Estado busca maior controle da brucelose
Apesar da febre aftosa estar controlada no Paraná com índice de vacinação de quase 100% todos os anos as outras doenças que atingem os bovinos, como a tuberculose e a brucelose, ainda têm números preocupantes no Estado. Dados da Adapar apontam que a taxa de vacinação da brucelose, doença que atinge o aparelho reprodutor das fêmeas, é de apenas 65% nas propriedades paranaenses. Detalhe: como acontece com a febre aftosa, a vacinação dos bovinos contra a brucelose também é obrigatória.
A gerente de sanidade animal da Adapar, Mariza Koloda, explica que uma das dificuldades para vacinar o rebanho contra a brucelose é que a aplicação só pode acontecer quando o animal possui entre 3 e 8 meses de idade. "Infelizmente, ainda temos grandes focos desta doença no Estado. Na região de Umuarama e Paranavaí, por exemplo, em 14 de cada 100 propriedades foram encontrados focos da doença, ou seja, 2,82% dos animais."
Quando o produtor não aplica a vacina, o animal contaminado rapidamente espalha a bactéria por todo o rebanho. "O animal não consegue se reproduzir e, quando constatado que ele está com a bactéria, vai direto para o abate causando um enorme prejuízo. Além disso, é transmissível para os seres humanos através do leite, por exemplo", salienta a veterinária especialista.

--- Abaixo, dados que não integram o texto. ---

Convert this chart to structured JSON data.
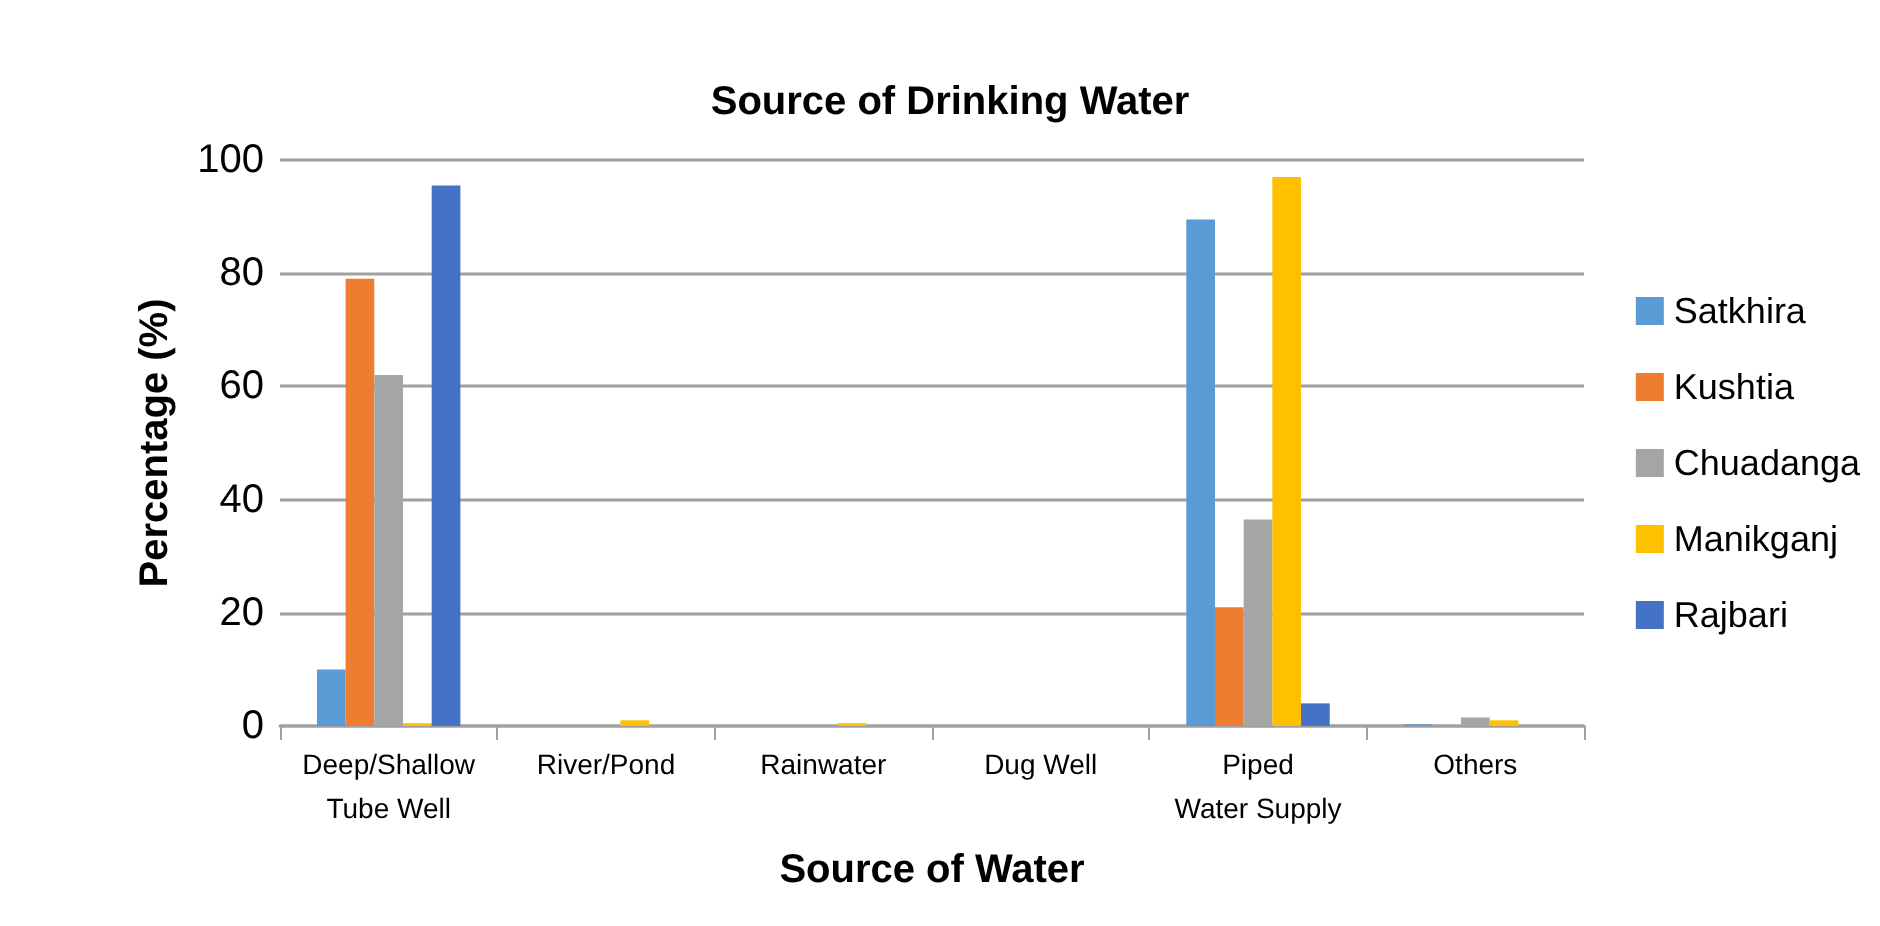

Para tentar diminuir o problema no Estado, a Adapar lança, provavelmente em meados deste ano, o Projeto de Incremento da Vacina de Brucelose Bovina. O trabalho traz uma nova vacina aos produtores, a RB-51, com nova tecnologia que poderá ser aplicada em animais saudáveis mesmo após os oito meses de idade. "A RB-51 não irá isentar o produtor da vacinação obrigatória no período de três a oito meses. Ela será aplicada quando o pecuarista não fizer a primeira vacinação (B-19). De qualquer forma, o produtor será multado e depois obrigado a injetar a RB-51 nos animais saudáveis. Lembrando que não existe cura para esta doença."
Já em relação à tuberculose não existe vacina e todo o cuidado para que o animal não seja contaminado pela microbactéria é através de exames no trânsito dos animais, que são obrigatórios. Um estudo de prevalência da doença em propriedades no Paraná apontou uma contaminação de duas a cada 100 propriedades, ou 0,42% dos animais. "É um controle mais difícil, já que não existe vacina, a sanidade tem que ser no manejo", explica Mariza.
Em relação ao setor aviário e de suínos, a veterinária salienta que a vigilância também é constante e que os setores estão bem tecnificados atualmente. "Nosso trabalho tem que ficar ainda mais rigoroso quando há um aumento de produção", complementa. (V.L.)